Warangan yang mengandung senyawa kimia arsenikum dengan As2S3 merupakan penerapan penggunaan dan penerapan unsur Arsen dalam masyarakat yang merupakan bagian masyarakat Indonesia sendiri. Arsen, arsenik, atau arsenikum merupakan unsur kimia yang memiliki simbol As dan nomor atom 33. Arsen adalah bahan metaloid yang terkenal beracun. Maka penggunaan arsen tersebut harus dilakukan secara hati-hati seperti dalam budaya pembuangan air warangan bekas mencuci keris harus dilakukan secara cermat dan hati-hati. Arsenik digunakan sebagai pestisida, herbisida, insektisida, dan dalam berbagai aloy. Arsenik secara kimiawi memiliki karakteristik yang serupa dengan Fosfor. Dengan demikian maka Warangan dapat diintegrasi ke dalam materi kimia unsur Arsen dalam contoh penggunaanya dalam kehidupan sehari-hari.
Referensi
Ahimsa, Putra. 1998. Antropologi Ekologi: Beberapa Teori dan Perkembangannya. Jurnal Antropologi edisi I.

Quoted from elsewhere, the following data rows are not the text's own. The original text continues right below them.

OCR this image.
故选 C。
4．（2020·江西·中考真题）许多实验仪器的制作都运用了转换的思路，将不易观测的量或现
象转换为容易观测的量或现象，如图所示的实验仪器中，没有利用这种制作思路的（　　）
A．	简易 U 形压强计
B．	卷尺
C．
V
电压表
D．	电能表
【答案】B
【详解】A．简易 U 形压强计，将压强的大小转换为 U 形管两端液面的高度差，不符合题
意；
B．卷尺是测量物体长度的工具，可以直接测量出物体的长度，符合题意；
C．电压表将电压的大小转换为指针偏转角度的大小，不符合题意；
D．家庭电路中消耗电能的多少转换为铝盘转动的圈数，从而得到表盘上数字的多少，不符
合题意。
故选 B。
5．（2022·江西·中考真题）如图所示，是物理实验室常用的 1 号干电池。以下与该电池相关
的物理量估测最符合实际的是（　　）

Dalimartha, Setiawan. 2008. Atlas Tumbuhan Obat Indonesia. Jilid 5. Jakarta: Pustaka Bunda. hal: 15-18.
Darmojo, K. W. (2013). KERIS JAWA “KAMARDIKAN “(Teknik, Bentuk, Fungsi dan Latar Penciptaan) (Doctoral dissertation, INSTITUT SENI INDONESIA SURAKARTA).
Gay & Airasian, P 2000. Educational Research: Competencies for Analysis and Application Sixth Edition. New Jersey: Prentice Hall Inc.
Hakimi, A., & Zainul, R. (2019). Asam Arsenat (H3AsO4): Analisis Molekular dan Karakteristik Senyawa.
Purniawan, A. (2018). Pengaruh Penambahan Ekstrak Kulitbuah Jeruk Dan Kulitbuah Mangga Sebagai Inhibitor Korosi Pada Baja Karbon Dalam Media Nacl 3, 5%. Jurnal Sains Materi Indonesia, 17(1), 29-33.
Rahmawati, Y. 2017. Pendekatan Pembelajaran Kimia Berbasis Budaya dan Karakter: Culturally Responsive Teaching Terintegrasi Etnokimia. Jakarta: LPPM UNJ.